As an innovative global technology firm, ABB is willing to test new opportunities such as the DPPA and help advise future energy policies and regulations. We would like to see the pilot phase moving into implementation as quickly as possible, and ideally would like access to a range of DPPA models and a choice of power plant sellers so we can choose the energy provider that best meets our corporate goals.

Vietnam is at an exciting phase of its development. The decisions and investments made now and in the following few years for solar generation, storage, transmission, and distribution will have long-lasting implications for future generations. ABB, with project experience in several GW of solar generation globally and a hefty mix of global knowledge and local experience, will support realising the government’s ambition for a sustainable energy ecosystem.

Here in the northern province of Bac Ninh, we invested in a 90 kilowatt-peak solar photovoltaic installation at our high-voltage and distribution solutions factory. The electricity generated exceeds our estimates by 10 per cent and is currently powering a wastewater treatment system, a canteen serving more than 200 people, and the factory’s lighting network. We have also provided equipment for a range of grid-scale customers (30 to 350MW and for rooftop solar installations – the largest to date being 4.5MW. When the next feed-in tariff (FiT) regime for solar is approved, we will look to invest into a 1MWp rooftop solar facility at the Bac Ninh factory and hope to partake in the pilot DPPA scheme – we are already doing the feasible study.

Despite increasing international and domestic investment in the renewable energy sector, there remains a certain measure of unease over the capacity of the nation’s power grid and uncertain FiT. What are your expectations regarding these bottlenecks?

Balancing variable power supply and demand has always been a challenge, but as the renewable share of total generation in many countries is growing, this challenge is becoming more critical. For Vietnam, with the energy demand projected to increase by more than 10 per cent annually in the next five years and required power capacity to double, the government is moving forward to develop renewable energy sources to ensure energy security and address the growing power demand.

We would like to see increased investment coupled with a streamlined approval process at national and local government levels to overcome these bottlenecks in the grid. Proven technology will enable the grid to be flexible and to adapt to the new realities of distributed generation and multi-directional power flow.

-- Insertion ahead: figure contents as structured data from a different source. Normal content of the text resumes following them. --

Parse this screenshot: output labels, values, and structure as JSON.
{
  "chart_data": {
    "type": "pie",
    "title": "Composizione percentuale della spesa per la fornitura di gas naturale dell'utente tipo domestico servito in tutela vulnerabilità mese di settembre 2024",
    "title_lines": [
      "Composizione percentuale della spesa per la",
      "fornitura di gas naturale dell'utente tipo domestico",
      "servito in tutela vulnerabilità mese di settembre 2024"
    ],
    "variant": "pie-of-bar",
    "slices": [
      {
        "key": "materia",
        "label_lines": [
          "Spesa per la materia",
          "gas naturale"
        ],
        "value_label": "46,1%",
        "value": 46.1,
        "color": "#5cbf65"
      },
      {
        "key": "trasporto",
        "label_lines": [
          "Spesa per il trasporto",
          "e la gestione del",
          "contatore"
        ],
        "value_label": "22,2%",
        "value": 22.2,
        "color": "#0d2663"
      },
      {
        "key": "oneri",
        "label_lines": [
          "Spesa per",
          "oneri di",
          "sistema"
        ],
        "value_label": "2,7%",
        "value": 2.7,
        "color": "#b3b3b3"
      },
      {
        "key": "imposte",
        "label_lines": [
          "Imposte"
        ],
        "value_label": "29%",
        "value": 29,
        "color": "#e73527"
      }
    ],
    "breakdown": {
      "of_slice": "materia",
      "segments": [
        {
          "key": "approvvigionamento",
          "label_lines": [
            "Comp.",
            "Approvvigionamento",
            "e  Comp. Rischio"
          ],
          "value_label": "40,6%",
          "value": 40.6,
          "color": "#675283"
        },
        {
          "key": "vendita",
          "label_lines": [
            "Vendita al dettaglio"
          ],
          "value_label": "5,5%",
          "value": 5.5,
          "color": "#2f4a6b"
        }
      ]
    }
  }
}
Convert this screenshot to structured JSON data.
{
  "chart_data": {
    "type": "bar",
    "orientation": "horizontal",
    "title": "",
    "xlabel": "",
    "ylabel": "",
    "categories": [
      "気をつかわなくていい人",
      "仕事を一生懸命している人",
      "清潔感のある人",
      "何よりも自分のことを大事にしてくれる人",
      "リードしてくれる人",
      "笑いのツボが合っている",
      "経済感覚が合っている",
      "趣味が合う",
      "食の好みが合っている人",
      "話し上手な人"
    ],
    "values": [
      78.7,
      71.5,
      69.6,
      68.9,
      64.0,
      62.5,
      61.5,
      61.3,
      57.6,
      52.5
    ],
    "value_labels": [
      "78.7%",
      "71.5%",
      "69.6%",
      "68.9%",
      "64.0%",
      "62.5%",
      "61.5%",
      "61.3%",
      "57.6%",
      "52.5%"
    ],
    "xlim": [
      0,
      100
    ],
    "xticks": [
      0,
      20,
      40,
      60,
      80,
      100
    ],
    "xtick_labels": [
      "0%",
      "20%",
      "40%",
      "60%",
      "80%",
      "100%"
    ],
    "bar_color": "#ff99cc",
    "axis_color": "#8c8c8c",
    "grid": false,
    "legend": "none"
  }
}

For instance, using technology like Flexible Alternating Current Transmission Systems and high-voltage direct current to maximise transmission capacity and power quality solutions such as battery storage solutions to ease the stress on the grid from the integration of renewables can be readily deployed. Digitalisation is a key to creating the power grid of the future. Given the correct financial legislative frameworks, financing for such investments is available from the private sector, thus easing the burden on the state budget.

To attract more investment in clean energy in Vietnam, investors need more transparent and certain policies. We eagerly await the new Power Development Plan VII, and trust that it will give priority to renewable energy sources and establish mechanisms to allow increased private investment in both generation and transmission.

Of immediate interest is the new legislation covering the new solar FiT regime. The existing FiT will not be effective for most new solar plants after July 1, and the delay in finalising the new FiT means there is now a delay in the project pipeline.

Ideally, we would like a clear roadmap on such tariffs with no new tariff’s published six months before prior legislation ends, so that there is a continuous pipeline of opportunities. This will allow the development of local job opportunities as Vietnamese engineers see a clear and continued need for their services and the domestic industrial supply chain will invest to meet the project pipeline.